O processo é brutal: 95% dessa água evapora, esgotando aquíferos locais e prejudicando ecossistemas inteiros. É o “custo oculto” da modernidade: a bateria que sustenta a revolução tecnológica seca as fontes de água na América do Sul.

O Brasil no mapa: de “cidades de IA” ao agro

O Brasil não é apenas espectador nesse cenário. O documento cita a “Política Nacional de Data Centers” (Redata), criada para atrair investimentos e tornar o país um polo global de armazenamento de dados. Há projetos ambiciosos como a “Scala AI City”, uma verdadeira cidade de servidores planejada para Eldorado do Sul (RS).

Para o Mato Grosso, o estudo traz o outro lado da moeda: o protagonismo da IA na agricultura. O uso de drones (como o VANT DJI Agras T10) e sensores permite a aplicação precisa de defensivos, monitorando lavouras metro a metro. Isso reduz desperdícios e aumenta a eficiência — um exemplo claro de como a tecnologia pode, sim, ser aliada do meio ambiente se bem calibrada.

Quanta água “bebe” seu prompt?**

O usuário digita, a resposta sai limpa, instantânea — e a sensação é de custo zero. Só que a conta não desaparece: ela escorre, literalmente, pelos sistemas de resfriamento e pela energia que mantém data centers ligados. A própria lógica do texto-base desmonta a ideia de uma IA “desmaterializada”: por trás de cada prompt, há calor para dissipar e água doce envolvida no processo.

O problema ganha escala quando a indústria acelera. Há uma projeção de gasto global com IA de US$ 2 trilhões em 2026 — um número que ajuda a explicar por que a infraestrutura cresce “em concreto, aço e água”, mesmo que o usuário só veja uma caixa de texto.

O dado mais incômodo: eficiência varia mais de 170 vezes

Quando se coloca os grandes modelos lado a lado, a diferença não é marginal. Ela é brutal.

No recorte por interação (ml por prompt), aparecem estes valores documentados/estimados:

  • Gemini: 0,26 ml

  • ChatGPT: 0,32–30 ml

  • Claude: 10–50 ml

  • Qwen: ~10 ml

  • Kimi: 15–44 ml (com 44 ml em resposta a um simples “obrigado”).

A leitura política desse abismo é: a variação de mais de 170 vezes não é “lei da tecnologia”. Ela nasce de escolhas de design, estratégia de mercado e prioridades.
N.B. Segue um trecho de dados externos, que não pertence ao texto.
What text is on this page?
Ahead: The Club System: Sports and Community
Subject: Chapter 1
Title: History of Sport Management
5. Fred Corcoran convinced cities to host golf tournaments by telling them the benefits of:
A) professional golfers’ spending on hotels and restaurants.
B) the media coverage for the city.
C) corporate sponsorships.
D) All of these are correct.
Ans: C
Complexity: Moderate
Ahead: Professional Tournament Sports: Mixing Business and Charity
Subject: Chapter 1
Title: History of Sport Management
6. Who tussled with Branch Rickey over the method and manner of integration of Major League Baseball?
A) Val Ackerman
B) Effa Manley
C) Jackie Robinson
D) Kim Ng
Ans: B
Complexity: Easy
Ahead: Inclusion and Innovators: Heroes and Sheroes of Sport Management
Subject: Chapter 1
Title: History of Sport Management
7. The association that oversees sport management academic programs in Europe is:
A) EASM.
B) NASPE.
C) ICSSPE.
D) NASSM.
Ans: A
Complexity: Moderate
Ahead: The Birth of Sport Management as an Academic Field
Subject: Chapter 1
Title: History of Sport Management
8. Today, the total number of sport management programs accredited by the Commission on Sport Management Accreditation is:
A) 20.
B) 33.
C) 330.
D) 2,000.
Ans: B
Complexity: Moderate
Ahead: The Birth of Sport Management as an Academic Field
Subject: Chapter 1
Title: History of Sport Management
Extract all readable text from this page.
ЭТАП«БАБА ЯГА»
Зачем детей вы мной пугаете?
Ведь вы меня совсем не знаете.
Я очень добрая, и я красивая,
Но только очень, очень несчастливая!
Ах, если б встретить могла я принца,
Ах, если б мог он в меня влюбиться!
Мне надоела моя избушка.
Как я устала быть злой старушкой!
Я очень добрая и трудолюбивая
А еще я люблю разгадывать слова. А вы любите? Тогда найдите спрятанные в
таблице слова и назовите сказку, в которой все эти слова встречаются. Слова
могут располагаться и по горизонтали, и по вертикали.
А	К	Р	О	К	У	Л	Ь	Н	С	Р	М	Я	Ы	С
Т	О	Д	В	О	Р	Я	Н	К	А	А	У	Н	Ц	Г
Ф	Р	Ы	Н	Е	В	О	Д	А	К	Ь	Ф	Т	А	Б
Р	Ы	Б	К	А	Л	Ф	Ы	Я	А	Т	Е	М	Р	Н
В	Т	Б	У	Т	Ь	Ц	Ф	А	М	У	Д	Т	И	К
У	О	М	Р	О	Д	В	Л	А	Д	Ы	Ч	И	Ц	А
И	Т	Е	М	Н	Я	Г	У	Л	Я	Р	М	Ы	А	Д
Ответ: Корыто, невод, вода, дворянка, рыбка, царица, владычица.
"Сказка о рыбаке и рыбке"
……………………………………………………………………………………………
Em outras palavras: dá para ser muito mais eficiente — mas nem todo mundo está tentando.

E a pergunta que o usuário não faz (mas deveria): “vale a pena?”

A água funciona como “proxy” de externalidades. Se um recurso vital oscila tanto entre sistemas equivalentes, quantas outras contas estão escondidas? A resposta não é uma sentença contra a IA. É uma cobrança de governança: transparência e comparação padronizada não são “burocracia”, são pré-condição para decidir onde faz sentido usar, otimizar e limitar.

Caminhos para o futuro

A conclusão de Carolina Lopez não é ludista (contra a tecnologia), mas regulatória. O estudo aponta que a solução passa por governança rigorosa, como o “AI Act” europeu, que proíbe usos de risco inaceitável e exige transparência.

Para que a IA não seja o veneno e o remédio ao mesmo tempo, será necessário mais do que inovação técnica: precisaremos de transparência sobre o quanto de água e energia nossos “assistentes virtuais” estão gastando enquanto pensam.

*A imagem que ilustra esta matéria foi feito com IA.

**esta informação não consta no estudo.